Dua pasang mata yang sama-sama tajam itu masih setia untuk terjaga.
.
.
Pagi ini Za belum berangkat. Ia masih duduk enteng disofa ruang tamu. Mobil yang biasa ia pakai sekarang tidak berada ditangannya, mobil itu kemarin ia tinggalkan dijalan itu.
Tia sudah berangkat lebih dulu, yaa dia tidur dirumah Za. Tadinya Tala meminta mereka untuk berangkat bersama, tapi tentu saja mereka berdua menolak.
"Gak berangkat Ka?" tanya Nada duduk disamping Za.
"Pake mobil yang lain aja Ka. Lagian mobil kamu kemana siih?" Tala ikut menimpali.
"Ka buang."
Tala mendelik menerima jawaban Za.
"Anak lo nih Nad, mentang-mentang banyak uang main buang mobil sembarangan."
Nada melepaskan tawanya mendengar ucapan Tala. Ia tentunya tahu bahwa Za tak mungkin membuang mobilnya begitu saja. Za itu bukan anak dengan tipe yang suka foya-foya.
"Yaudah, mending Ka berangkat. Nanti telat." saran Nada.
Za mengangguk, setelah menyalami Nada dan Tala ia segera keluar dari rumah besar milik Nada.
Za membuka pintu, bertepatan dengan seorang perempuan paruh baya yang masih awet muda tengah berdiri didepan pintu tersebut.
"Loh Ka, belum berangkat?"
"Bunda." sapa Za, tak lupa ia juga mempersilahkan Dania untuk masuk kerumahnya.
"El! Sini!" Dania sedikit berteriak sambil menoleh kebelakang.
Pemuda yang dipanggil El itupun mendekat.
"Berangkat bareng El aja Ka." ucap Dania antusias.
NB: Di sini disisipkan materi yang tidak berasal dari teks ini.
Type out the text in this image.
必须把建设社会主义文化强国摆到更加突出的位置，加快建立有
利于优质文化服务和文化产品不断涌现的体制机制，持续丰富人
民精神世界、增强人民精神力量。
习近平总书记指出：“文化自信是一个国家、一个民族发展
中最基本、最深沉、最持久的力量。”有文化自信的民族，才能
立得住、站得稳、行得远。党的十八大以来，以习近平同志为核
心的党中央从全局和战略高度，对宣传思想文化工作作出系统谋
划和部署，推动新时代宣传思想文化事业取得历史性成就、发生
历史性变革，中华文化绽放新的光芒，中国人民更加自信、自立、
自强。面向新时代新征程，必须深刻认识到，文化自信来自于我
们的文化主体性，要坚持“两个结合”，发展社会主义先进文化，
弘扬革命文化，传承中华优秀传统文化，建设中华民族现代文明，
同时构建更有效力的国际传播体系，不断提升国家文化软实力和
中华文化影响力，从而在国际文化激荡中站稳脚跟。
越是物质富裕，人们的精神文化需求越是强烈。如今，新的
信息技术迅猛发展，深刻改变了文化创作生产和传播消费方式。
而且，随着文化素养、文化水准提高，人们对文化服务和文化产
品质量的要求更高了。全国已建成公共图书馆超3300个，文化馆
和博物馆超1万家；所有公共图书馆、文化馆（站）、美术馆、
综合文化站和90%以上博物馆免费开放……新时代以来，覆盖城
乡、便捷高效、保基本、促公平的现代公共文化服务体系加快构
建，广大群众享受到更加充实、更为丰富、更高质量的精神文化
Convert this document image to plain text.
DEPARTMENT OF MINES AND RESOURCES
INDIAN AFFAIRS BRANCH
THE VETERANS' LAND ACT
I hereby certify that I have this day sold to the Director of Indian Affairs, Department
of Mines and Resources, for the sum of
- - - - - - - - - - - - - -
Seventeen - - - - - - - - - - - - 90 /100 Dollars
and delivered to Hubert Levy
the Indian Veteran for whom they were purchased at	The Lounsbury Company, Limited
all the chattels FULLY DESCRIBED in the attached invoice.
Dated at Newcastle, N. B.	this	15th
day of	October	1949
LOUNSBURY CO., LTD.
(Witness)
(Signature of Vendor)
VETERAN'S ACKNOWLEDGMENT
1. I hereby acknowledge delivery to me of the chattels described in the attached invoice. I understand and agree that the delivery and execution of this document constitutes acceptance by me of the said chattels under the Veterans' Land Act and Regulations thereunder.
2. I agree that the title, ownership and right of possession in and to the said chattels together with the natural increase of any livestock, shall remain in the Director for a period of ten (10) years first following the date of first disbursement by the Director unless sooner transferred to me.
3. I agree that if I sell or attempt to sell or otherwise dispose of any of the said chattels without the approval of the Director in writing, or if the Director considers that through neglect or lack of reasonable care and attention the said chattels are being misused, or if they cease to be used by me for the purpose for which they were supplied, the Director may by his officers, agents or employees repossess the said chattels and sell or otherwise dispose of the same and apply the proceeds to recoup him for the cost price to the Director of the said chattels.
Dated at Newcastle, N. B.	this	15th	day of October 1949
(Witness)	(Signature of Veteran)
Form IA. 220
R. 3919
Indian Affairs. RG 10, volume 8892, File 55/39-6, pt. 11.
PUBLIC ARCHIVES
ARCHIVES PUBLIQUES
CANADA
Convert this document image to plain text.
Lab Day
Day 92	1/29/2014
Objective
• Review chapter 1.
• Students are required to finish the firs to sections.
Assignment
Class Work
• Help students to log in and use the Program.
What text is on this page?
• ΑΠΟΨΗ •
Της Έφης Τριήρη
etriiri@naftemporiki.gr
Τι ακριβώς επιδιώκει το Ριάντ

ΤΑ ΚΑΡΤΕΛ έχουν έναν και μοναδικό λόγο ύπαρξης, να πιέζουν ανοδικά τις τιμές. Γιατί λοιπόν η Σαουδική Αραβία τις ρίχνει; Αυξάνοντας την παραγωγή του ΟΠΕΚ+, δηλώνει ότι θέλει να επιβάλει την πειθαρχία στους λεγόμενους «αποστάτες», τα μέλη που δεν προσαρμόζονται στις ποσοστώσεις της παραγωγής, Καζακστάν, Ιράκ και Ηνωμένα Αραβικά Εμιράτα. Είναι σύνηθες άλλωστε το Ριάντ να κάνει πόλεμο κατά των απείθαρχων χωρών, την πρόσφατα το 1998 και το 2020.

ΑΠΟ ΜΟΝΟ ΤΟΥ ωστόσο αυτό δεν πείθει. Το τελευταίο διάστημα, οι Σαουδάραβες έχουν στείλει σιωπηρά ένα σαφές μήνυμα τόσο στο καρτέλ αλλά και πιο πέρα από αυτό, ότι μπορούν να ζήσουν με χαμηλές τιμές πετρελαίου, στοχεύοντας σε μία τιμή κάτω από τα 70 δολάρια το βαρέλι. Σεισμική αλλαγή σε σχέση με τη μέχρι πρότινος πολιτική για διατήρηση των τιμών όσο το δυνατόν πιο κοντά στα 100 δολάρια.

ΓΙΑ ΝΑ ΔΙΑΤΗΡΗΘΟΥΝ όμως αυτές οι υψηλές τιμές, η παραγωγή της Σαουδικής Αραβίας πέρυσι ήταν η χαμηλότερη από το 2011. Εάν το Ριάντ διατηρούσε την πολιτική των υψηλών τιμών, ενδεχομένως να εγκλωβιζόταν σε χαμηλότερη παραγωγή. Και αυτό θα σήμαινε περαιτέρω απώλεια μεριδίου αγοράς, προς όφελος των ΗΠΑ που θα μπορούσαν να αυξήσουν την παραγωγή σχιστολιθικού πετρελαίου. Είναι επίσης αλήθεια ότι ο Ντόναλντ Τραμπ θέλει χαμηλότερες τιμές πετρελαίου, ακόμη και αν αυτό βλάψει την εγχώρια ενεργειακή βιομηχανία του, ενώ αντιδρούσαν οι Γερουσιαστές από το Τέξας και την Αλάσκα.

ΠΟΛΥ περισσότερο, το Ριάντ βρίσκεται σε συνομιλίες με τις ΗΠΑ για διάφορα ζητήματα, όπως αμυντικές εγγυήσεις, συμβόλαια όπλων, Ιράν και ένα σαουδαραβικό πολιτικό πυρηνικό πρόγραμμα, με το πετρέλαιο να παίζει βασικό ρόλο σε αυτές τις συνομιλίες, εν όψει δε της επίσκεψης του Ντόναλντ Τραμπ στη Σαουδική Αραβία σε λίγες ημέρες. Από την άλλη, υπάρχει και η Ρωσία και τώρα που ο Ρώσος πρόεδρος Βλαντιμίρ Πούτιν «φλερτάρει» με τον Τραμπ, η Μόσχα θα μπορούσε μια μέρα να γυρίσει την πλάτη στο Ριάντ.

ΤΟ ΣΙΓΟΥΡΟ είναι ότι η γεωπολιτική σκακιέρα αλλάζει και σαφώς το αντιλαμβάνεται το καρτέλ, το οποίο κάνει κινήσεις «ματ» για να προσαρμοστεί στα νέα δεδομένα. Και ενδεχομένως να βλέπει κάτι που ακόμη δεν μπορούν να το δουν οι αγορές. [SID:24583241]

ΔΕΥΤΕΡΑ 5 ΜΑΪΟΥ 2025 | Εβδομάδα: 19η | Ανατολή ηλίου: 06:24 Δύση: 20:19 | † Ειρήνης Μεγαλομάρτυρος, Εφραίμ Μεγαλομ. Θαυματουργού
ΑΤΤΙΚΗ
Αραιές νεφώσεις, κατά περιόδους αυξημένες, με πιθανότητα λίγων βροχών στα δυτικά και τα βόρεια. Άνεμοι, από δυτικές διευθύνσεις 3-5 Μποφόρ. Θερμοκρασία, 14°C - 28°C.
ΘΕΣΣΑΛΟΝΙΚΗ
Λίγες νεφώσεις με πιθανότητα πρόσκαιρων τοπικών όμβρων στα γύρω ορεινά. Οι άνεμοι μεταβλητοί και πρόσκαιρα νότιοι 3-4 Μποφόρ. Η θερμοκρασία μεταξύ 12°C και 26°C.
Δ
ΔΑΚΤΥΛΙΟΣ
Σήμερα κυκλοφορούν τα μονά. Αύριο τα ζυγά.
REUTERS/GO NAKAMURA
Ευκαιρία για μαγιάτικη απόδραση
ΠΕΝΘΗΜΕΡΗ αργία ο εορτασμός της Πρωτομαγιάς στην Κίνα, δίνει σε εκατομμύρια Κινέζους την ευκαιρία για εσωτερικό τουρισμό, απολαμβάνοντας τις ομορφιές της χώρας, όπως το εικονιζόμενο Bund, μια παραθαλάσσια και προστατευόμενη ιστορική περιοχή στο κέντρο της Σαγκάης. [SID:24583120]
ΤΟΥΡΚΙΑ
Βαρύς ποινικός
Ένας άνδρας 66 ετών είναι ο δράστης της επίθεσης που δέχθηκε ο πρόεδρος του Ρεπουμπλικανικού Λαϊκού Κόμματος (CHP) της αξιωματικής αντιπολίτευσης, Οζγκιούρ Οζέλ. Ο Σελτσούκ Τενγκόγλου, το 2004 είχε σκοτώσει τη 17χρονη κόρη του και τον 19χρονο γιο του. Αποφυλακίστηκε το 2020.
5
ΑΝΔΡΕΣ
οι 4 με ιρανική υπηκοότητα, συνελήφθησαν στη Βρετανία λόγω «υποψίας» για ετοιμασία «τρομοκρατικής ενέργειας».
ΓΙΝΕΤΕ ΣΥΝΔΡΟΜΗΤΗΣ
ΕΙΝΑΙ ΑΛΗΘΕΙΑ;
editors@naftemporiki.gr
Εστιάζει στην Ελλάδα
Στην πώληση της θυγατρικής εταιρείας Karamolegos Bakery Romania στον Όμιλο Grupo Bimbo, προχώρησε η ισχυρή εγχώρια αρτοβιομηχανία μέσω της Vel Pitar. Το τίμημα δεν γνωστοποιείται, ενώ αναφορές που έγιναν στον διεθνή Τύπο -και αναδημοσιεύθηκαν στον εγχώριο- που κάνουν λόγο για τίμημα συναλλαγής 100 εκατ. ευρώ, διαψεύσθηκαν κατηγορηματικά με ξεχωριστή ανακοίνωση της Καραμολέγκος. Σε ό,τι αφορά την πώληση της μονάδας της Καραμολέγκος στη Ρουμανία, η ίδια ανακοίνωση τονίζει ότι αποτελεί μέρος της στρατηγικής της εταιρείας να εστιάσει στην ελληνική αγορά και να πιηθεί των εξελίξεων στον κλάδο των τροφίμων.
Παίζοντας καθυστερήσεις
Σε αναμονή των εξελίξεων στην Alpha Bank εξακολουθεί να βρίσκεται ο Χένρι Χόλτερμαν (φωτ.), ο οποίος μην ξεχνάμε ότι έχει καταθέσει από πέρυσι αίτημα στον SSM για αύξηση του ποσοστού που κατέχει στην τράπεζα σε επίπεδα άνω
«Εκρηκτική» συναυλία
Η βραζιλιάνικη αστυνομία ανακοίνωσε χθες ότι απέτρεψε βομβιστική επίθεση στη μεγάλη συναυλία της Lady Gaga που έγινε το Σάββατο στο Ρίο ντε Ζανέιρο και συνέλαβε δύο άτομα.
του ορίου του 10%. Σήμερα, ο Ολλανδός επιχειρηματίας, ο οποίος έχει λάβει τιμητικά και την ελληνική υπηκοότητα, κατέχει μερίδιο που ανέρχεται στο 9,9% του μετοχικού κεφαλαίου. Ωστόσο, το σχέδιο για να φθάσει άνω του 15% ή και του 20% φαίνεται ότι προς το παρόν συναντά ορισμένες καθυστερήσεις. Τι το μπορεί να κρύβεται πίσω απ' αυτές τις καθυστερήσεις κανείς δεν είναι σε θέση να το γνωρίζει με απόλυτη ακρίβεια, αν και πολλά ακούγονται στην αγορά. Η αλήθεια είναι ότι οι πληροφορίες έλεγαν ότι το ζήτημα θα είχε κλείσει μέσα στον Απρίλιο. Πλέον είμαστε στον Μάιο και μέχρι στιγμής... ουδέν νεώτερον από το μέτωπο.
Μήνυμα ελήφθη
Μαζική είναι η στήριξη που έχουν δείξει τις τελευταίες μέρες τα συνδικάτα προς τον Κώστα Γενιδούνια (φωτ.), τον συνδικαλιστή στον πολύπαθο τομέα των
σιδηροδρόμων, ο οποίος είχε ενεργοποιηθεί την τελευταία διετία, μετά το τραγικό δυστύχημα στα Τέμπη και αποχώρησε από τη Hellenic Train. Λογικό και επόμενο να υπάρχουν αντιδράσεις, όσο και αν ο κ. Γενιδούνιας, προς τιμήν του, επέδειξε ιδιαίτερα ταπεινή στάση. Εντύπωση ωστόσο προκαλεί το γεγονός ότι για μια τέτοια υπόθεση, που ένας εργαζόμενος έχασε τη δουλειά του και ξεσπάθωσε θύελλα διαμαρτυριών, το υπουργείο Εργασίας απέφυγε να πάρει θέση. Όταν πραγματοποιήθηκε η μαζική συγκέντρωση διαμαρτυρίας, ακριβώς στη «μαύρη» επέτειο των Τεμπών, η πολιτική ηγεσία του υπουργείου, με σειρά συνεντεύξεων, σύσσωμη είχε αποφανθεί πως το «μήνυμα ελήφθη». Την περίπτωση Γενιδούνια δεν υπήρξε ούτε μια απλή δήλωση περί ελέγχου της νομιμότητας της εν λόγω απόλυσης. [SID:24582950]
"El bareng sama Ka yaa," tanpa menunggu jawaban anak bungsunya Dania langsung meninggalkan mereka memasuki rumah besar tersebut.
Za beralih menatap pemuda didepannya. Dengan balutan seragam sekolah dan juga jaket hitam yang melekat ditubuhnya.
"Hai.. Ka," pemuda itu memberikan senyum singkat kepada Za.
Za tak membalas, namun ia meneliti pemuda didepannya ini. Za sadar, selama sekolah di Antariksa selalu ada yang mengawasinya. Dan dia adalah pemuda didepannya ini.
Elderren.
"Lo yang selalu ngawasin gue." itu bukan pertanyaan, melainkan sebuah pernyataan yang diberikan Za.
Pernyataan itu telak. Derren atau yang kerap disapa El oleh keluarganya tersenyum tipis. Ia tak berniat untuk memberikan klarifikasi apapun.
"Ayo berangkat." Derren berjalan lebih dulu dari Za. Meninggalkan Za yang masih menatap Derren dengan semua spekulasi yang memenuhi kepalanya.
KAMU SEDANG MEMBACA
My (Bad) Life-END
Teen FictionIni tentang Za. Gadis yang terkesan tidak peduli dan bodoamat dengan lingkungan sekitar tempat ia berada. Sengaja menarik diri agar kehadirannya tak disadari oleh banyak pasang mata. "Gue benci manusia. Tapi gue lebih benci fakta bahwa gue juga manu...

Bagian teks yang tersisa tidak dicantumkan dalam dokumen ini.